CALLED TO LAY DOWN LIVES
While rain was forecast for the morning, it held off as the men walked the mile-long route through downtown Peoria to the cathedral. Leading the procession were two identifying banners and three statues — of Mary, Jesus, and the march’s patron, St. Joseph, holding the Child Jesus — carried by march participants.
As Mass began, Bishop Jenky thanked the men for their presence.
“You build up the faith of one another, and you build up your bishop’s faith by your witness and commitment,” he told them.
In his homily, Father Brokaw said the “fullness of masculinity” is found in Jesus, who “showed us what it means to love, to sacrifice, and lay our lives down to lead our brothers and our families to heaven.”
“And there’s nothing that fires us up, inspires us more, than this call to battle, to lay our lives down completely” as Jesus modeled on the cross, said Father Brokaw. “It’s my prayer for all of us, especially for us priests, that every day we have a deepening hunger to be a companion of Jesus Christ.”
Ten members of the “Men of Faith Choir” from Blessed Sacrament Parish in Morton provided special music before and during the Mass.
At the conclusion of the Mass, Bishop Jenky blessed commemorative medallions that featured the day’s theme along an image of St.
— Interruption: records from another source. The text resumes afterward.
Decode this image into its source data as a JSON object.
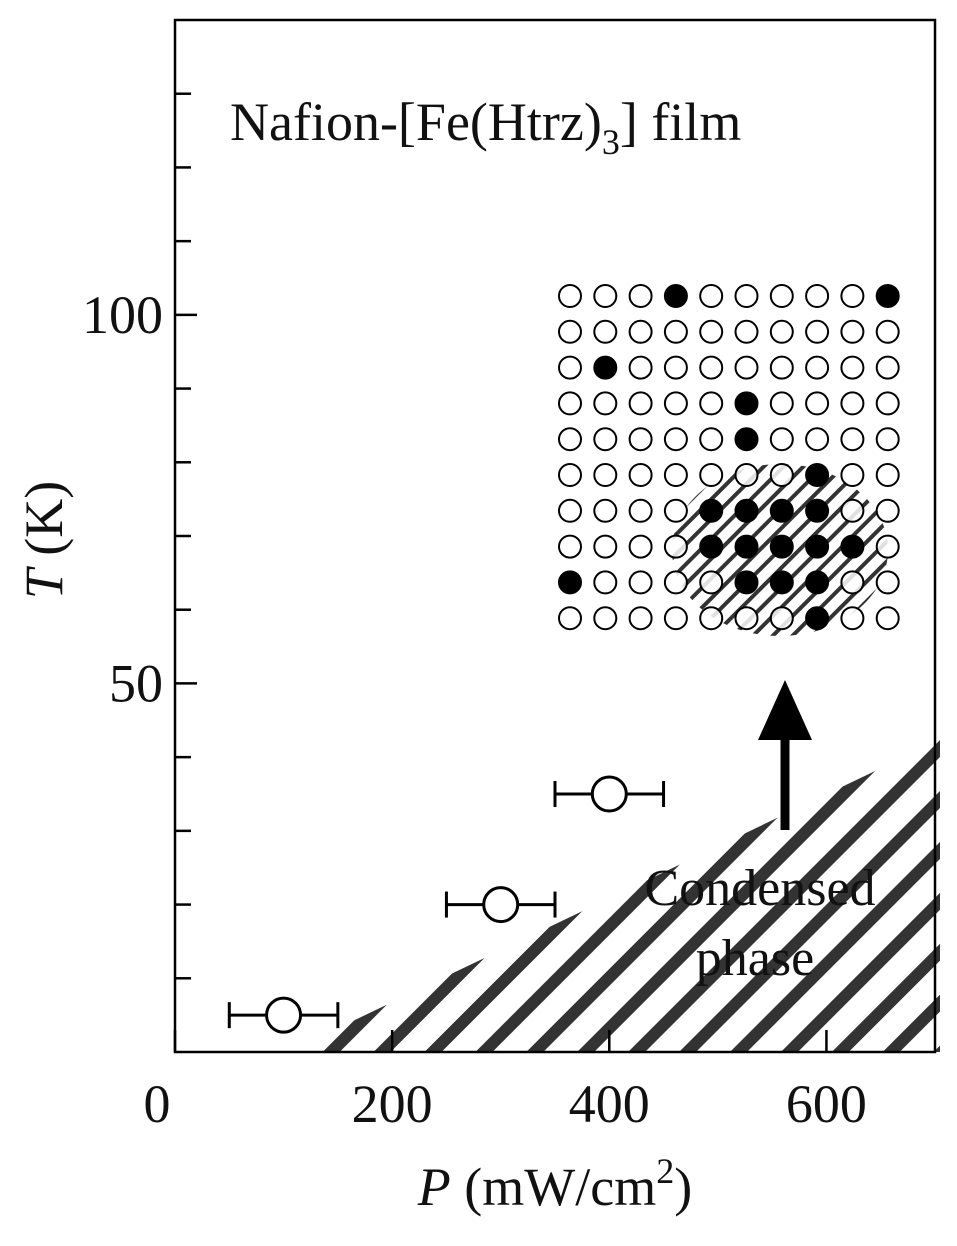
{
  "chart_data": {
    "type": "scatter",
    "title": "Nafion-[Fe(Htrz)",
    "title_subscript": "3",
    "title_end": "] film",
    "x_label": "P",
    "x_label_units": " (mW/cm",
    "x_label_superscript": "2",
    "x_label_end": ")",
    "y_label": "T",
    "y_label_units": " (K)",
    "annotation": [
      "Condensed",
      "phase"
    ],
    "xlim": [
      0,
      700
    ],
    "xticks": [
      0,
      200,
      400,
      600
    ],
    "ylim": [
      0,
      140
    ],
    "yticks": [
      50,
      100
    ],
    "y_minor_ticks": [
      10,
      20,
      30,
      40,
      60,
      70,
      80,
      90,
      110,
      120,
      130
    ],
    "series": [
      {
        "color": "#000000",
        "x": [
          100,
          300,
          400
        ],
        "y": [
          5,
          20,
          35
        ],
        "xerr": [
          50,
          50,
          50
        ]
      }
    ]
  }
}
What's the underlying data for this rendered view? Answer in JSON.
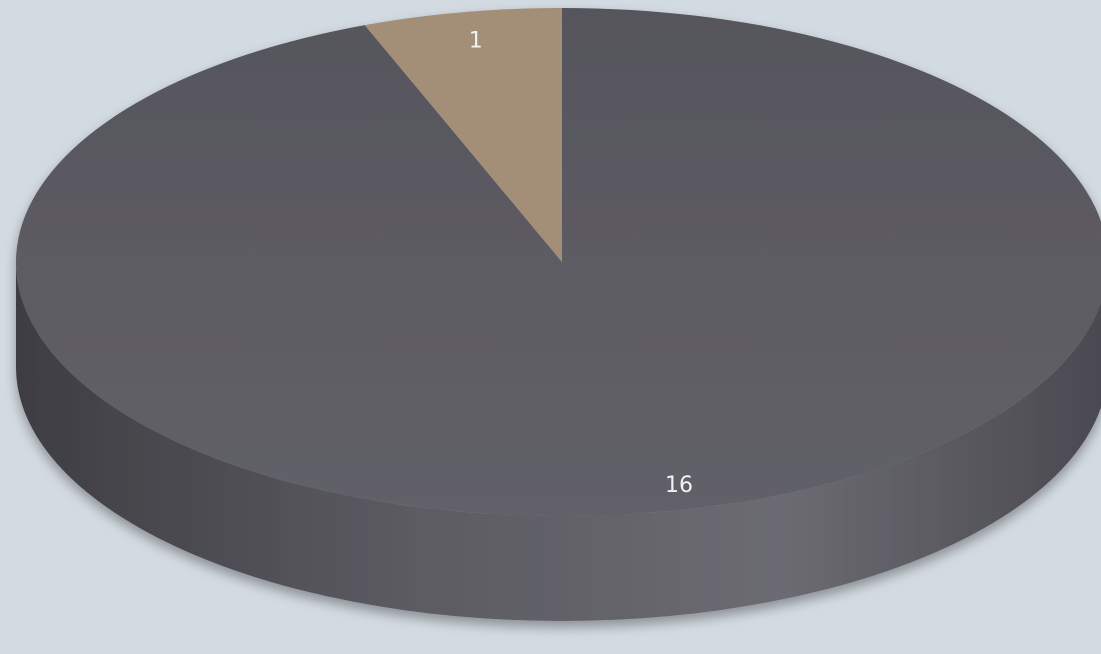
{
  "chart_data": {
    "type": "pie",
    "style": "3d",
    "title": "",
    "legend": "none",
    "slices": [
      {
        "value": 16,
        "label": "16",
        "color": "#5d5c63"
      },
      {
        "value": 1,
        "label": "1",
        "color": "#a38f78"
      }
    ]
  },
  "colors": {
    "background": "#d3dbe2",
    "side_shade_dark": "#3e3d43",
    "side_shade_light": "#6c6b72",
    "label_text": "#f2f2f2"
  }
}
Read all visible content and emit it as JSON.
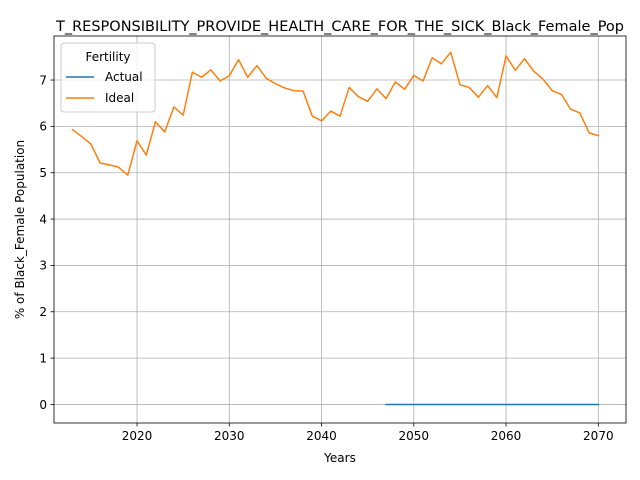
{
  "chart_data": {
    "type": "line",
    "title": "T_RESPONSIBILITY_PROVIDE_HEALTH_CARE_FOR_THE_SICK_Black_Female_Pop",
    "xlabel": "Years",
    "ylabel": "% of Black_Female Population",
    "xlim": [
      2011,
      2073
    ],
    "ylim": [
      -0.4,
      7.95
    ],
    "xticks": [
      2020,
      2030,
      2040,
      2050,
      2060,
      2070
    ],
    "yticks": [
      0,
      1,
      2,
      3,
      4,
      5,
      6,
      7
    ],
    "grid": true,
    "legend": {
      "title": "Fertility",
      "placement": "top-left"
    },
    "series": [
      {
        "name": "Actual",
        "color": "#1f77b4",
        "x": [
          2047,
          2048,
          2049,
          2050,
          2051,
          2052,
          2053,
          2054,
          2055,
          2056,
          2057,
          2058,
          2059,
          2060,
          2061,
          2062,
          2063,
          2064,
          2065,
          2066,
          2067,
          2068,
          2069,
          2070
        ],
        "y": [
          0,
          0,
          0,
          0,
          0,
          0,
          0,
          0,
          0,
          0,
          0,
          0,
          0,
          0,
          0,
          0,
          0,
          0,
          0,
          0,
          0,
          0,
          0,
          0
        ]
      },
      {
        "name": "Ideal",
        "color": "#ff7f0e",
        "x": [
          2013,
          2014,
          2015,
          2016,
          2017,
          2018,
          2019,
          2020,
          2021,
          2022,
          2023,
          2024,
          2025,
          2026,
          2027,
          2028,
          2029,
          2030,
          2031,
          2032,
          2033,
          2034,
          2035,
          2036,
          2037,
          2038,
          2039,
          2040,
          2041,
          2042,
          2043,
          2044,
          2045,
          2046,
          2047,
          2048,
          2049,
          2050,
          2051,
          2052,
          2053,
          2054,
          2055,
          2056,
          2057,
          2058,
          2059,
          2060,
          2061,
          2062,
          2063,
          2064,
          2065,
          2066,
          2067,
          2068,
          2069,
          2070
        ],
        "y": [
          5.93,
          5.78,
          5.62,
          5.21,
          5.17,
          5.12,
          4.95,
          5.69,
          5.38,
          6.1,
          5.88,
          6.42,
          6.24,
          7.17,
          7.06,
          7.22,
          6.98,
          7.09,
          7.44,
          7.06,
          7.31,
          7.04,
          6.92,
          6.83,
          6.77,
          6.76,
          6.22,
          6.12,
          6.33,
          6.22,
          6.84,
          6.64,
          6.54,
          6.81,
          6.6,
          6.96,
          6.8,
          7.1,
          6.98,
          7.48,
          7.35,
          7.6,
          6.9,
          6.84,
          6.63,
          6.88,
          6.62,
          7.52,
          7.21,
          7.46,
          7.19,
          7.02,
          6.77,
          6.69,
          6.37,
          6.29,
          5.86,
          5.8
        ]
      }
    ]
  }
}
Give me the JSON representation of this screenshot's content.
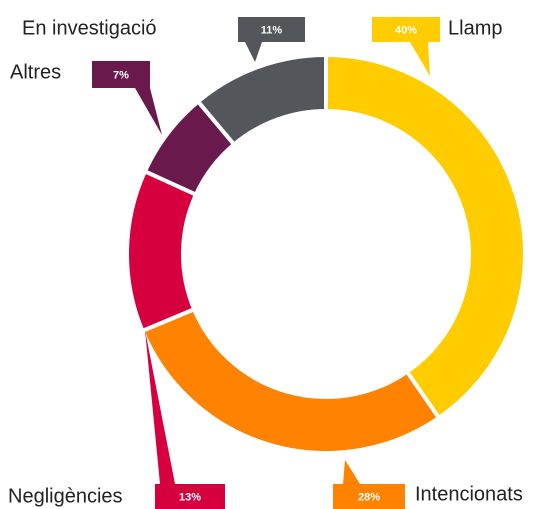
{
  "chart_data": {
    "type": "donut",
    "categories": [
      "Llamp",
      "Intencionats",
      "Negligències",
      "Altres",
      "En investigació"
    ],
    "values": [
      40,
      28,
      13,
      7,
      11
    ],
    "value_labels": [
      "40%",
      "28%",
      "13%",
      "7%",
      "11%"
    ],
    "colors": [
      "#ffcc00",
      "#ff8200",
      "#d7003f",
      "#69194b",
      "#53575c"
    ]
  }
}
Michael the Archangel. The medallions were distributed to participants as they left the cathedral to attend a fellowship lunch at the nearby Spalding Pastoral Center.
Paul Prabhu, a member of St. Patrick Church of Merna in Bloomington, told The Catholic Post he attended the men’s march with his son Jonathan because it is “essential we demonstrate our faith” and that the day provides “a reminder of what we are to do as men of faith.”
“It’s amazing to see so many men of the diocese come together for an event like this,” said Marty Urbanc, a member of St. Mary of the Woods Parish in Princeville who for six years has been part of three generations of his family taking part in “A Call to Catholic Men of Faith.” He walked with his son, Steven, 10, and his father, David, a member of Holy Family Parish in Peoria. The three carried the gifts in the offertory procession at the Mass.